All too soon it was time to leave.  He insisted on riding his racing bike with his new clip-in pedals, which meant we had to bring his regular shoes to change into at school.  My husband and son left on their bikes, as they will for the rest of the year.  But since it was the first day, I wanted to be there, too.  I put the twins in their stroller and we set off separately to meet them there.

When we got there, my husband was locking up my son’s bike and said, “I forgot his shoes at home.  I’ll be right back.”  The kindergarten playground on the front of the school was a circus, full of parents and children waiting just like us.  I snapped some pictures of his big smile to put in his scrapbook and chatted with other parents I knew while we waited.  A few minutes later Dad was back with his tennis shoes and I walked with him to the end of Ms. Cook’s line.

A preschool friend was at the end of the line, and the two boys played and laughed together in line, waiting for the other classes and parents to clear out of the way.  Finally Ms. Cook started to lead the line towards the classroom door.

“Can I have a hug, Buddy?” I asked.  With a playful smile he stretched his arms out and jumped into a big hug, hanging his full 53 pounds from around my neck.  I gave him a strong squeeze back, then set him down on the ground. “I love you.  Have a great day!”

“Okay, Mommy,” he smiled and followed his line into the school.

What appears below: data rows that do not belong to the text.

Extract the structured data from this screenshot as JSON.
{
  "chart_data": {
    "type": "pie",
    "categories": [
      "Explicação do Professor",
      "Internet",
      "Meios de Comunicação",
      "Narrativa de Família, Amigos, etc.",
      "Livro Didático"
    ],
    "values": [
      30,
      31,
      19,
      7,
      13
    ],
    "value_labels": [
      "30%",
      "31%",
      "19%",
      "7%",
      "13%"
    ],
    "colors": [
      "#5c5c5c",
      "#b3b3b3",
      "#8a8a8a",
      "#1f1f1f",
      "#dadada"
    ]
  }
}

And then he was gone.  I was left standing in a sea of parents who had also just sent their children into their first day of kindergarten.  Some were crying, some were laughing.  I was doing neither.  The noises faded away as I became momentarily lost in the slide show of memories playing in my mind of my son over the past five years.  His contagious laughter, smile that lights up the room, boundless energy, and passionate curiosity.  My heart was full of love, pride, and, I’ll admit, a little worry.  I said a silent prayer that he would have a good day and then did the only thing left for me to do.  I left.